現在値は統計的にやや割安な位置にある。この乖離は回帰圧力として作用しうる一方、トレンド持続環境下においては押し目として機能する可能性もある。RSIは上方圧力領域を示しモメンタムは回復方向にあるものの、エネルギーはなお収縮中であり、本格加速の確認にはもう一段の時間を要するとみられる。

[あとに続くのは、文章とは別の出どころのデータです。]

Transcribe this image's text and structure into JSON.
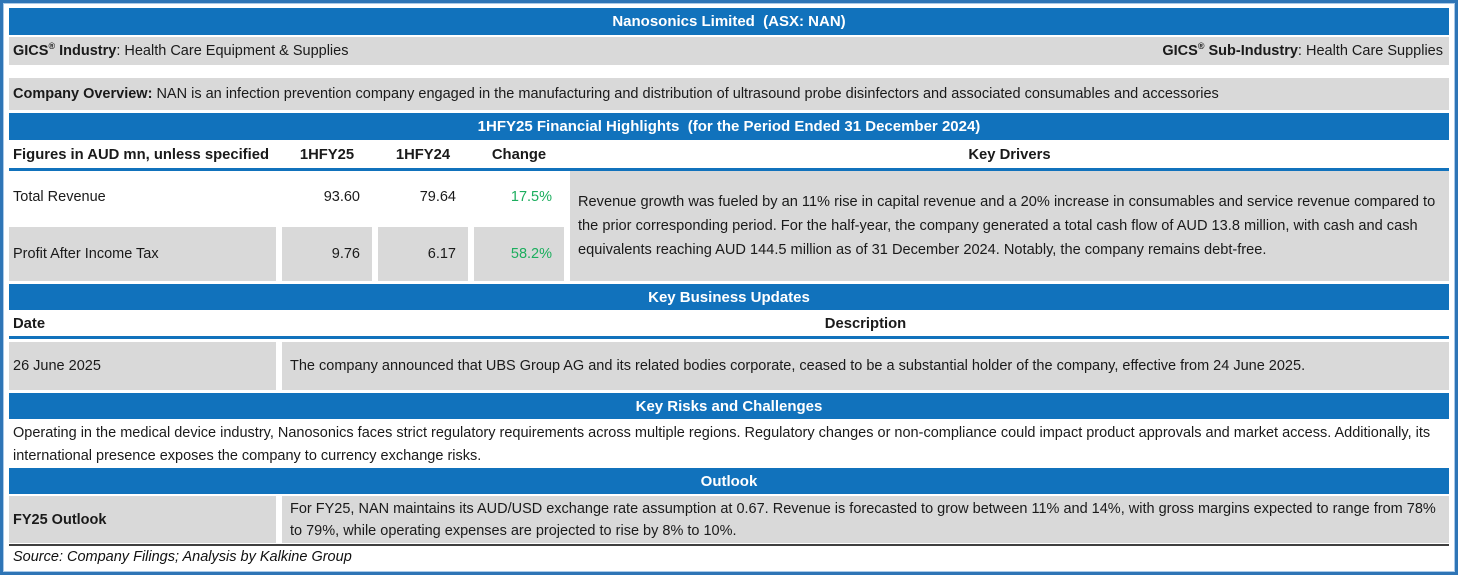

外部環境においても、株式市場の上昇とボラティリティの低下がリスク選好を後押しし、上昇構造への補助的な支援として作用している。ただし米独金利はともに小幅な動きにとどまりDXYも方向感を欠く一方、中東情勢をめぐる地政学的緊張は継続しており、外部環境は一様ではない。

【EURUSD/日足チャート】

こうした構造を踏まえると、次の焦点は1.1810の突破と定着に絞られる。これが確認された場合、1.1849が次の参照水準として浮上する。下方では1.1670および1.1630が、上昇構造の継続を支える水準として意識される。

本日の経済指標とイベント(4月21日)

  • 7:45(日本時間)、ニュージーランド・消費者物価(1-3月期CPI)
  • 15:00(日本時間)、英国・ILO失業率(2月)
  • 18:00(日本時間)、ドイツ・ZEW景況感調査(4月)
  • 21:30(日本時間)、米国・小売売上高(3月)
  • 23:00(日本時間)、米国・住宅販売保留指数(3月)

※本記事の情報は市場の動向をご紹介するもので、投資の推奨や勧誘を行うものではありません。また、情報の正確性・完全性について保証するものではありません。